CAA resolved a longstanding dispute with the Writers Guild of America in December 2020 over packaging fees, agreeing to phase them out completely by 2022. But an industrywide prevalence of agency ownership by private equity firms, like TPG’s of CAA, continues to risk conflicts of interest as those firms acquire related businesses and impact agents’ basic operational objectives — to find jobs and negotiate pay for their clients.
The merger of the two companies combines the star wattage of CAA’s talent pool with ICM’s strengths in publishing books and graphic novels, which supplies a reservoir of content from which to draw, and multihyphenate writer-producer-personalities, such as Ellen DeGeneres, which can be plugged into a multiplicity of projects.

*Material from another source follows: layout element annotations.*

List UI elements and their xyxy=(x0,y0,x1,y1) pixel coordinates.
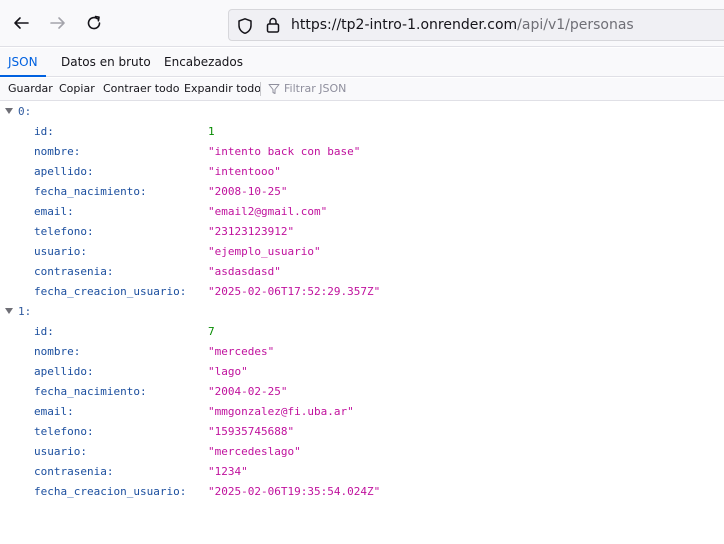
viewer-tabs: JSON Datos en bruto Encabezados xyxy=(0,48,724,77)
field-value: "2025-02-06T19:35:54.024Z" xyxy=(208,485,381,498)
record-header[interactable]: 1: xyxy=(0,302,724,322)
field-key: fecha_creacion_usuario: xyxy=(34,285,187,298)
filter-placeholder: Filtrar JSON xyxy=(284,82,347,95)
save-button[interactable]: Guardar xyxy=(8,82,53,95)
json-field-row[interactable]: id: 7 xyxy=(0,322,724,342)
field-value: "23123123912" xyxy=(208,225,295,238)
field-key: email: xyxy=(34,205,74,218)
json-field-row[interactable]: apellido: "intentooo" xyxy=(0,162,724,182)
field-key: email: xyxy=(34,405,74,418)
field-value: "email2@gmail.com" xyxy=(208,205,328,218)
expand-twisty-icon[interactable] xyxy=(5,108,13,114)
field-value: "1234" xyxy=(208,465,248,478)
field-value: 1 xyxy=(208,125,215,138)
url-path: /api/v1/personas xyxy=(517,17,634,33)
browser-toolbar: https://tp2-intro-1.onrender.com/api/v1/… xyxy=(0,0,724,47)
field-key: contrasenia: xyxy=(34,465,114,478)
field-value: 7 xyxy=(208,325,215,338)
record-index: 1: xyxy=(18,305,32,318)
field-key: telefono: xyxy=(34,425,94,438)
back-button[interactable] xyxy=(8,10,34,36)
field-value: "mmgonzalez@fi.uba.ar" xyxy=(208,405,354,418)
field-key: fecha_creacion_usuario: xyxy=(34,485,187,498)
reload-icon xyxy=(87,15,101,30)
json-field-row[interactable]: usuario: "mercedeslago" xyxy=(0,442,724,462)
field-key: apellido: xyxy=(34,365,94,378)
expand-twisty-icon[interactable] xyxy=(5,308,13,314)
json-field-row[interactable]: usuario: "ejemplo_usuario" xyxy=(0,242,724,262)
json-field-row[interactable]: telefono: "15935745688" xyxy=(0,422,724,442)
url-host: https://tp2-intro-1.onrender.com xyxy=(291,17,518,33)
field-value: "ejemplo_usuario" xyxy=(208,245,321,258)
field-key: nombre: xyxy=(34,145,81,158)
address-bar[interactable]: https://tp2-intro-1.onrender.com/api/v1/… xyxy=(228,9,724,41)
json-field-row[interactable]: telefono: "23123123912" xyxy=(0,222,724,242)
field-value: "2025-02-06T17:52:29.357Z" xyxy=(208,285,381,298)
field-key: usuario: xyxy=(34,245,87,258)
field-key: nombre: xyxy=(34,345,81,358)
json-field-row[interactable]: nombre: "mercedes" xyxy=(0,342,724,362)
json-field-row[interactable]: contrasenia: "asdasdasd" xyxy=(0,262,724,282)
field-key: fecha_nacimiento: xyxy=(34,185,147,198)
field-value: "15935745688" xyxy=(208,425,295,438)
forward-arrow-icon xyxy=(50,17,65,29)
field-value: "mercedes" xyxy=(208,345,275,358)
field-key: fecha_nacimiento: xyxy=(34,385,147,398)
back-arrow-icon xyxy=(14,17,29,29)
field-value: "lago" xyxy=(208,365,248,378)
json-field-row[interactable]: email: "mmgonzalez@fi.uba.ar" xyxy=(0,402,724,422)
forward-button[interactable] xyxy=(45,10,71,36)
field-key: contrasenia: xyxy=(34,265,114,278)
filter-json-input[interactable]: Filtrar JSON xyxy=(268,82,346,95)
json-field-row[interactable]: nombre: "intento back con base" xyxy=(0,142,724,162)
field-key: id: xyxy=(34,125,54,138)
tab-headers[interactable]: Encabezados xyxy=(156,48,251,77)
json-field-row[interactable]: contrasenia: "1234" xyxy=(0,462,724,482)
tab-json[interactable]: JSON xyxy=(0,48,46,77)
reload-button[interactable] xyxy=(81,10,107,36)
field-value: "2004-02-25" xyxy=(208,385,288,398)
field-value: "intento back con base" xyxy=(208,145,361,158)
json-field-row[interactable]: fecha_creacion_usuario: "2025-02-06T17:52… xyxy=(0,282,724,302)
collapse-all-button[interactable]: Contraer todo xyxy=(103,82,180,95)
expand-all-button[interactable]: Expandir todo xyxy=(184,82,261,95)
json-field-row[interactable]: apellido: "lago" xyxy=(0,362,724,382)
field-value: "2008-10-25" xyxy=(208,185,288,198)
json-toolbar: Guardar Copiar Contraer todo Expandir to… xyxy=(0,78,724,101)
json-field-row[interactable]: fecha_nacimiento: "2008-10-25" xyxy=(0,182,724,202)
field-key: id: xyxy=(34,325,54,338)
tracking-shield-icon[interactable] xyxy=(236,17,254,35)
copy-button[interactable]: Copiar xyxy=(59,82,95,95)
json-field-row[interactable]: fecha_creacion_usuario: "2025-02-06T19:35… xyxy=(0,482,724,502)
json-field-row[interactable]: email: "email2@gmail.com" xyxy=(0,202,724,222)
filter-icon xyxy=(268,83,280,94)
record-index: 0: xyxy=(18,105,32,118)
field-key: apellido: xyxy=(34,165,94,178)
url-text[interactable]: https://tp2-intro-1.onrender.com/api/v1/… xyxy=(291,17,634,33)
toolbar-divider xyxy=(260,82,261,96)
tab-raw-data[interactable]: Datos en bruto xyxy=(53,48,159,77)
field-value: "mercedeslago" xyxy=(208,445,301,458)
field-value: "intentooo" xyxy=(208,165,281,178)
json-field-row[interactable]: id: 1 xyxy=(0,122,724,142)
field-key: usuario: xyxy=(34,445,87,458)
record-header[interactable]: 0: xyxy=(0,102,724,122)
json-field-row[interactable]: fecha_nacimiento: "2004-02-25" xyxy=(0,382,724,402)
field-key: telefono: xyxy=(34,225,94,238)
field-value: "asdasdasd" xyxy=(208,265,281,278)
lock-icon[interactable] xyxy=(265,16,281,34)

Its increased size and client list also offers the agency additional leverage in negotiations with studios such as Walt Disney Co., which controls Pixar, Lucasfilm and 20th Century Studios, among other content platforms.
“You’ve got now not an 800-pound gorilla and a little monkey, but two 800-pound gorillas on either side of the table,” said Galloway. “And inevitably, when you’re sitting there representing half the talent of Hollywood, a studio has to tread a bit more carefully.”
CAA navigates an industry in tumult as it adapts to pandemic restrictions and the effects of streaming services on traditional norms and profit centers.
The company drew attention for championing its clients against studios when Lourd issued a public statement in July supporting Scarlett Johansson, whom he represents, in her lawsuit against Walt Disney Co. over the streaming release of “Black Widow.”
After Disney claimed Johansson’s suit had “no merit,” Lovett defended her, saying, “Disney’s direct attack on her character and all else they implied is beneath the company.”
On Sept. 30, the parties resolved the lawsuit with a settlement. Terms were not disclosed, but the outcome will likely have greater implications going forward for performer contracts.
In an interview with Variety hours after the news of the agencies’ merger broke, Lovett exuded confidence that even a monolithic organization like CAA — whose Century City headquarters are nicknamed “the Death Star” after the planet-destroying space station from “Star Wars”— can adjust to the changing demands of the entertainment landscape.
“We have more resources as a result of working together for clients than ever before,” Lovett told Variety. “And in that is the need for clients to have really strong committed advocacy in order to support the business, and ever more resources because they have ever more opportunities. And we’re laser-focused on that.”